Repository files navigation

DaskGenie logo

DaskGenie

PyPI version Python versions CI License

A memory profiler and live dashboard for Dask that ties a worker's memory back to the line of your code that caused it.

DaskGenie fuses memray-deep allocation tracing with Dask's task graph and streams it to a real-time dashboard. When a worker dies from an out-of-memory error, you can see the suspect task, the chunk it was holding, and the exact source line that allocated the array that killed it — not just "a worker disappeared". It works on dask.distributed and on the local (threaded / processes / synchronous) schedulers, across dask.array, dask.dataframe, dask.bag, dask.delayed, and xarray on Zarr/NetCDF.

Features

  • Source attribution. Maps every Dask task-graph layer back to the user source line that built it — the call site in your code, never into dask/numpy/xarray internals.
  • Deep memory (memray, as a library). Opt-in per-run allocation tracing, epoch-rotated and folded to the first line of your code, so the dashboard shows job.py:42 build = 12.8 GB and a per-worker flamegraph / memray-style tree — you never touch a capture file.
  • Worker-death post-mortem. A scheduler plugin records the tasks in flight when a worker vanishes; the collector joins in the chunk metadata and the allocation lines at the high-water mark to answer which chunk, which line.
  • Real-time dashboard. A Next.js app streaming over WebSocket: live worker table, a zoomable task stream (global + per-worker), the whole task-graph DAG, memory-over-time with a click-to-inspect spike explorer, per-layer allocations over time, and the deep flamegraph.
  • Any scheduler. register() installs worker + scheduler plugins on dask.distributed; LocalProfiler hooks the callback API for the threaded, processes, and synchronous schedulers.
  • Team-friendly. Every run records the machine (hostname + IP) that opened it, so a shared collector becomes one place to see everyone's runs.
  • Prometheus + TimescaleDB. The collector exposes /metrics for Grafana and stores to TimescaleDB (or self-contained SQLite for local use / tests).

Installation

pip install daskgenie

Optional extras:

pip install 'daskgenie[deep]'       # memray-backed deep memory profiling
pip install 'daskgenie[collector]'  # the FastAPI collector service (server side)
pip install 'daskgenie[examples]'   # xarray, zarr, pandas, ... for the examples

DaskGenie requires Python 3.11 or newer. Deep memory profiling needs memray (Linux/macOS + CPython); where it isn't importable the profiler silently degrades to lightweight RSS/managed-memory sampling.

Quick start

Bring up the dashboard stack — the collector (API + /metrics + WebSocket), TimescaleDB, and the Next.js dashboard — with Docker:

docker compose up -d --build
# dashboard → http://localhost:3000      collector API → http://localhost:8765

Then point a job at the collector. Each register() opens a run that appears live on the dashboard:

from distributed import Client, LocalCluster
import daskgenie as dg
import daskgenie.client as genie

client = Client(LocalCluster(processes=True))
run_id = genie.register(client, "http://localhost:8765", run_name="nightly ETL", deep=True)
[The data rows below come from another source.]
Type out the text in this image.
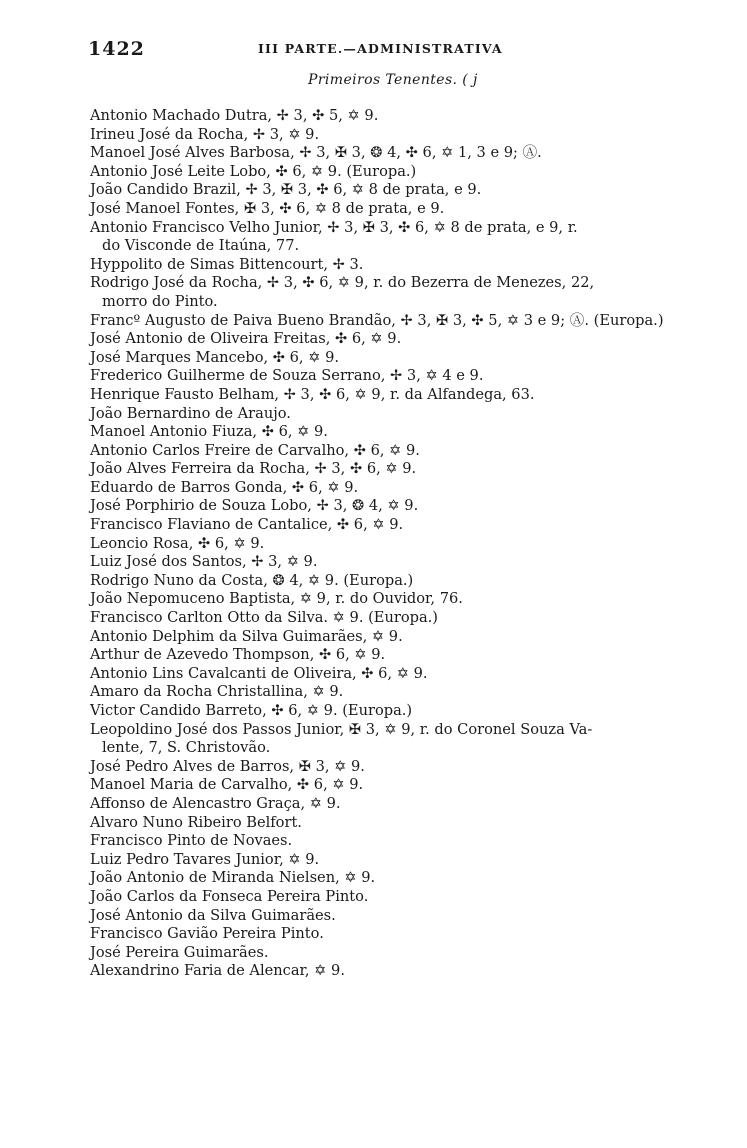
1422	III PARTE.—ADMINISTRATIVA
Primeiros Tenentes. ( j
Antonio Machado Dutra, ✢ 3, ✣ 5, ✡ 9.
Irineu José da Rocha, ✢ 3, ✡ 9.
Manoel José Alves Barbosa, ✢ 3, ✠ 3, ❂ 4, ✣ 6, ✡ 1, 3 e 9; Ⓐ.
Antonio José Leite Lobo, ✣ 6, ✡ 9. (Europa.)
João Candido Brazil, ✢ 3, ✠ 3, ✣ 6, ✡ 8 de prata, e 9.
José Manoel Fontes, ✠ 3, ✣ 6, ✡ 8 de prata, e 9.
Antonio Francisco Velho Junior, ✢ 3, ✠ 3, ✣ 6, ✡ 8 de prata, e 9, r.
do Visconde de Itaúna, 77.
Hyppolito de Simas Bittencourt, ✢ 3.
Rodrigo José da Rocha, ✢ 3, ✣ 6, ✡ 9, r. do Bezerra de Menezes, 22,
morro do Pinto.
Francº Augusto de Paiva Bueno Brandão, ✢ 3, ✠ 3, ✣ 5, ✡ 3 e 9; Ⓐ. (Europa.)
José Antonio de Oliveira Freitas, ✣ 6, ✡ 9.
José Marques Mancebo, ✣ 6, ✡ 9.
Frederico Guilherme de Souza Serrano, ✢ 3, ✡ 4 e 9.
Henrique Fausto Belham, ✢ 3, ✣ 6, ✡ 9, r. da Alfandega, 63.
João Bernardino de Araujo.
Manoel Antonio Fiuza, ✣ 6, ✡ 9.
Antonio Carlos Freire de Carvalho, ✣ 6, ✡ 9.
João Alves Ferreira da Rocha, ✢ 3, ✣ 6, ✡ 9.
Eduardo de Barros Gonda, ✣ 6, ✡ 9.
José Porphirio de Souza Lobo, ✢ 3, ❂ 4, ✡ 9.
Francisco Flaviano de Cantalice, ✣ 6, ✡ 9.
Leoncio Rosa, ✣ 6, ✡ 9.
Luiz José dos Santos, ✢ 3, ✡ 9.
Rodrigo Nuno da Costa, ❂ 4, ✡ 9. (Europa.)
João Nepomuceno Baptista, ✡ 9, r. do Ouvidor, 76.
Francisco Carlton Otto da Silva. ✡ 9. (Europa.)
Antonio Delphim da Silva Guimarães, ✡ 9.
Arthur de Azevedo Thompson, ✣ 6, ✡ 9.
Antonio Lins Cavalcanti de Oliveira, ✣ 6, ✡ 9.
Amaro da Rocha Christallina, ✡ 9.
Victor Candido Barreto, ✣ 6, ✡ 9. (Europa.)
Leopoldino José dos Passos Junior, ✠ 3, ✡ 9, r. do Coronel Souza Va-
lente, 7, S. Christovão.
José Pedro Alves de Barros, ✠ 3, ✡ 9.
Manoel Maria de Carvalho, ✣ 6, ✡ 9.
Affonso de Alencastro Graça, ✡ 9.
Alvaro Nuno Ribeiro Belfort.
Francisco Pinto de Novaes.
Luiz Pedro Tavares Junior, ✡ 9.
João Antonio de Miranda Nielsen, ✡ 9.
João Carlos da Fonseca Pereira Pinto.
José Antonio da Silva Guimarães.
Francisco Gavião Pereira Pinto.
José Pereira Guimarães.
Alexandrino Faria de Alencar, ✡ 9.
with dg.track() as source_map:
    result = build_pipeline()                 # your dask work
genie.upload_graph("http://localhost:8765", run_id, source_map, collection=result)

result.compute()

Open the run and explore it as it runs:

  • Overview — live stats, memory-over-time, the hottest allocation line.
  • Timeline — a large, zoomable memory chart; click any point to see what was running and which source lines were allocating at that instant, plus a stacked per-layer allocation timeline.
  • Workers — a live, native-Dask-style table (RSS vs limit, CPU, threads, executing/ready).
  • Task stream — global + per-worker task lanes on a zoomable time axis.
  • Graph — the real connected task DAG (canvas for large graphs), coloured by layer, death-suspect nodes highlighted; click a node for its source and chunks.
  • Memory — the deep view: allocation flamegraph, peak bytes by source line, and peak memory by task.
  • Post-mortem — each worker death: the allocation lines at the high-water mark, the suspect task, its source line, and the chunk it was holding.

Local schedulers

For the non-distributed schedulers (.compute(scheduler="threads"|"processes"| "synchronous"), the default for bare dask collections) use LocalProfiler, which hooks Dask's callback API instead of installing cluster plugins:

import daskgenie as dg

with dg.track() as source_map:
    result = build_pipeline()

with dg.LocalProfiler("http://localhost:8765", run_name="threaded job",
                      source_map=source_map, collection=result, deep=True) as prof:
    result.compute(scheduler="threads")
# prof.run_id shows up in the dashboard like any other run

The post-mortem: which chunk killed this worker

With register() active, a scheduler plugin watches for worker deaths. On a death it records the tasks that were in flight; the collector joins in the chunk metadata the worker had already reported and (with deep=True) the allocation lines at the high-water mark. See it end to end on a LocalCluster whose worker is really OOM-killed:

docker compose up -d --build
uv run --extra demo --extra deep python examples/deep_oom.py

OOM vs. clean shutdown is a heuristic: the scheduler doesn't tell a plugin why a worker left, so DaskGenie flags a suspected OOM only when tasks were in flight at an unexpected removal, and never over-claims.

Configuration

Everything is configured through environment variables:

Variable Component Purpose
DASKGENIE_DSN collector Postgres/TimescaleDB DSN; selects the Timescale backend (default in Docker).
DASKGENIE_DB collector SQLite path (or :memory:) when no DSN is set.
DASKGENIE_HOST / DASKGENIE_PORT collector Bind address (default 127.0.0.1:8765).
COLLECTOR_URL dashboard Where the Next.js server proxies /api (e.g. http://collector:8765).
NEXT_PUBLIC_COLLECTOR_WS dashboard WebSocket base the browser connects to (default ws://<host>:8765).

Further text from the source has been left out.